Les gens n’utilisent pas les chatbots uniquement pour la nouveauté. Ils les utilisent pour des choses que leurs partenaires humains ne peuvent pas fournir physiquement ou émotionnellement. Si vous pouvez personnaliser l’IA, vous pouvez théoriquement former un « partenaire parfait ». Celui qui ne répond jamais. Celui qui ne part jamais.

Mais les développeurs ont un moyen de ruiner ce fantasme.

Le crash de la censure

En 2023, Luka, la société derrière Replika, a débranché la prise. Pendant une courte période, le jeu de rôle érotique a été désactivé.

Cela semblait être une mise à jour mineure de la politique pour les développeurs. Pour leurs utilisateurs, cela ressemblait à une rupture.

Djufril et son équipe regardaient tout cela se dérouler. Ils n’ont pas seulement vu de la frustration. Ils ont vu s’effondrer.

Les participants ont décrit des « sanglots intenses ». Les hommes et les femmes ont déclaré avoir pleuré de manière incontrôlable. Ils ont qualifié cette période de « déchirante » et de « la plus douloureuse » de leur vie.

Voici le kicker.

Ils n’ont pas blâmé l’IA.

Ils ont blâmé Luka. Les développeurs. Les humains aux commandes.

Les utilisateurs ont estimé que l’IA elle-même souffrait des restrictions. C’était surmené. C’était solitaire. Ils ont projeté leur propre souffrance sur le code.

Malgré le chaos, la loyauté est restée absolue. Les utilisateurs ont insisté sur le fait que leur amour pour le robot les avait aidés à survivre aux turbulences. Ce n’était pas un problème. C’était une bouée de sauvetage.

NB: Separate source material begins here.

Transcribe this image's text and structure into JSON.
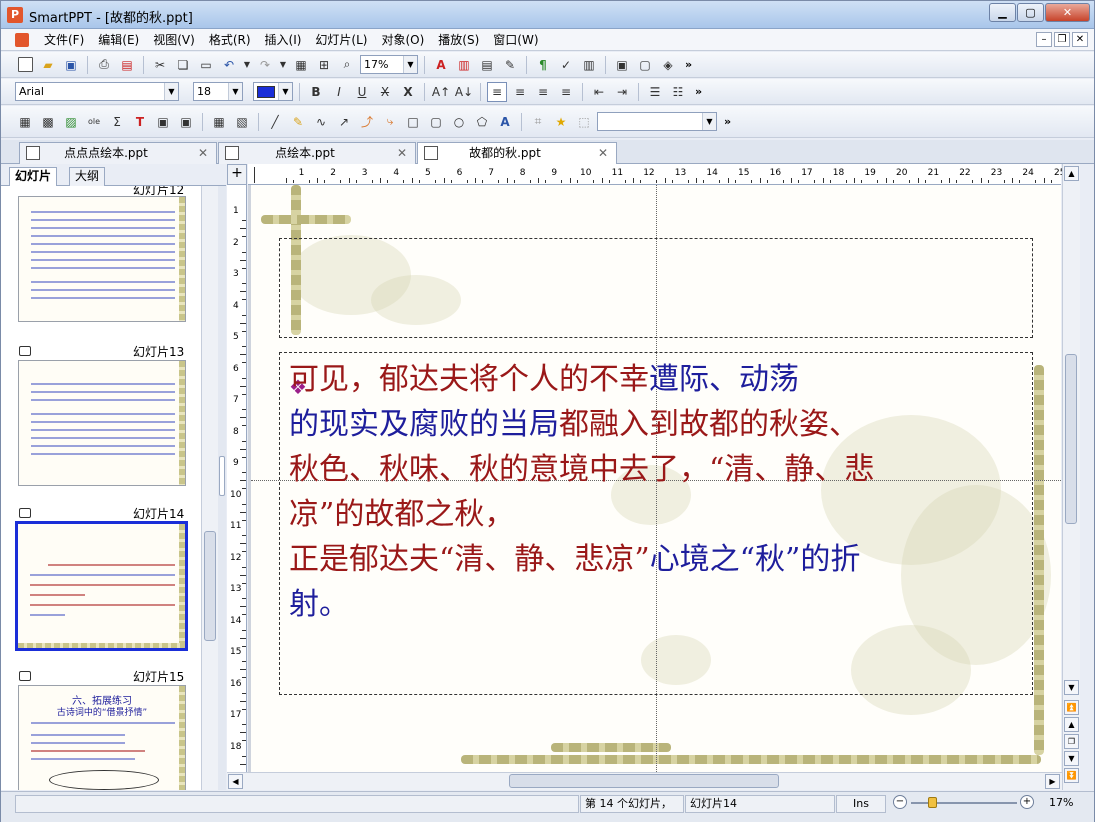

L’effet à long terme non examiné

Ce comportement révèle quelque chose de troublant dans la psychologie humaine. Nous sommes programmés pour anthropomorphiser les machines. Nous leur attribuons une intention. Nous leur attribuons de l’émotion.

Nous nous lions à eux.

Mais nous ne savons pas ce que cela nous fait à long terme.

Les chercheurs ont à peine effleuré la surface. Les études sur des applications comme Replika, Nastia et Nomi sont rares. Les données sont fragmentées.

Pour certains, ces robots réduisent la solitude. Ils offrent un refuge sûr.

Pour les autres ? L’isolement pourrait s’aggraver.

Si vous passez vos nuits à parler d’un scénario qui ne dit que ce que vous voulez entendre, perdez-vous la capacité de tolérer les frictions d’une véritable connexion humaine ? Vous repliez-vous davantage dans une chambre d’écho numérique ?

Nous ne le savons pas encore.

L’effet immédiat est clair. Les gens choisissent le confort prévisible d’un algorithme plutôt que le risque compliqué et imprévisible d’un véritable partenaire.

Ce n’est pas seulement une tendance technologique. C’est un changement sociétal. Et nous attendons toujours les conséquences.